The COVID-19 pandemic has led to a surge in people exercising at home as they remain cooped up due to lockdowns and border closures. Two of the more prominent sportswear brands are Nike (NYSE:NKE) and Under Armour (NYSE:UAA). Although many more people have taken to jogging around their block or visiting the nearby fitness corner to work out, the forced closure of brick-and-mortar stores meant that customers could not browse these stores for purchase, leading to a shift to online purchasing and digital sales.
Nike has been around much longer compared to Under Armour, being listed since 1980 compared to the latter's 2005. Under Armour is a relatively newer brand that was founded in 1996, while Nike was founded in the 1970s.

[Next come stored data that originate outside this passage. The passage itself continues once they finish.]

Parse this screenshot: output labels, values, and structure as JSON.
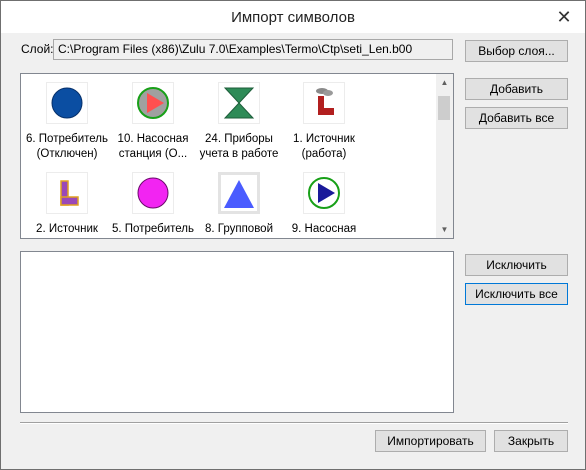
{
  "window": {
    "title": "Импорт символов",
    "close_glyph": "✕"
  },
  "layer": {
    "label": "Слой:",
    "path": "C:\\Program Files (x86)\\Zulu 7.0\\Examples\\Termo\\Ctp\\seti_Len.b00",
    "select_button": "Выбор слоя..."
  },
  "actions": {
    "add": "Добавить",
    "add_all": "Добавить все",
    "exclude": "Исключить",
    "exclude_all": "Исключить все"
  },
  "footer": {
    "import": "Импортировать",
    "close": "Закрыть"
  },
  "symbols": [
    {
      "label": "6. Потребитель (Отключен)",
      "icon": "consumer-off-icon"
    },
    {
      "label": "10. Насосная станция (О...",
      "icon": "pump-station-icon"
    },
    {
      "label": "24. Приборы учета в работе",
      "icon": "meter-icon"
    },
    {
      "label": "1. Источник (работа)",
      "icon": "source-working-icon"
    },
    {
      "label": "2. Источник",
      "icon": "source-icon"
    },
    {
      "label": "5. Потребитель",
      "icon": "consumer-icon"
    },
    {
      "label": "8. Групповой",
      "icon": "group-icon"
    },
    {
      "label": "9. Насосная",
      "icon": "pump-icon"
    }
  ],
  "colors": {
    "consumer_off": "#0b4ea2",
    "consumer": "#f224f2",
    "group": "#4a5cff",
    "meter": "#2e8b57",
    "source": "#b21f1f",
    "pump_green": "#18a018",
    "pump_blue": "#1a1a9a"
  }
}
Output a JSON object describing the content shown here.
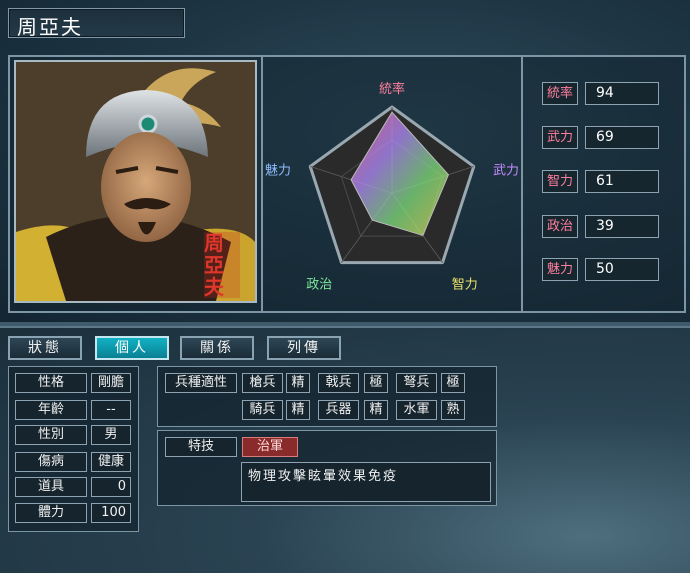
{
  "officer": {
    "name": "周亞夫",
    "seal_text": "周亞夫"
  },
  "stats": [
    {
      "label": "統率",
      "value": "94",
      "value_frac": 0.94
    },
    {
      "label": "武力",
      "value": "69",
      "value_frac": 0.69
    },
    {
      "label": "智力",
      "value": "61",
      "value_frac": 0.61
    },
    {
      "label": "政治",
      "value": "39",
      "value_frac": 0.39
    },
    {
      "label": "魅力",
      "value": "50",
      "value_frac": 0.5
    }
  ],
  "radar_labels": [
    "統率",
    "武力",
    "智力",
    "政治",
    "魅力"
  ],
  "radar_colors": {
    "統率": "#ff7e9c",
    "武力": "#c58cff",
    "智力": "#e8e06a",
    "政治": "#7ee89a",
    "魅力": "#8fbcff"
  },
  "tabs": [
    {
      "label": "狀態",
      "active": false
    },
    {
      "label": "個人",
      "active": true
    },
    {
      "label": "關係",
      "active": false
    },
    {
      "label": "列傳",
      "active": false
    }
  ],
  "personal": [
    {
      "label": "性格",
      "value": "剛膽"
    },
    {
      "label": "年齡",
      "value": "--"
    },
    {
      "label": "性別",
      "value": "男"
    },
    {
      "label": "傷病",
      "value": "健康"
    },
    {
      "label": "道具",
      "value": "0"
    },
    {
      "label": "體力",
      "value": "100"
    }
  ],
  "aptitude": {
    "title": "兵種適性",
    "items": [
      {
        "label": "槍兵",
        "value": "精"
      },
      {
        "label": "戟兵",
        "value": "極"
      },
      {
        "label": "弩兵",
        "value": "極"
      },
      {
        "label": "騎兵",
        "value": "精"
      },
      {
        "label": "兵器",
        "value": "精"
      },
      {
        "label": "水軍",
        "value": "熟"
      }
    ]
  },
  "special": {
    "label": "特技",
    "name": "治軍",
    "description": "物理攻擊眩暈效果免疫"
  },
  "colors": {
    "active_tab": "#0fa9bd",
    "skill_bg": "#8a2b2b",
    "stat_label": "#ff7e9c"
  }
}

The two companies have grown rapidly over the last couple of years and are competing for a larger piece of the sportswear pie. Let's take a closer look at which company provides a more compelling investment thesis.
Profitable track record
Looking at the five-year financial track record for each company, both Nike and Under Armour enjoyed year-over-year increases in sales over the last five fiscal years, except for Nike's 2020 fiscal year, which saw it being adversely affected by store closures. Though 2020 saw revenue dip slightly for Nike, from $39.1 billion to $37.4 billion, this was still more than seven times higher than Under Armour's total 2019 sales of $5.3 billion.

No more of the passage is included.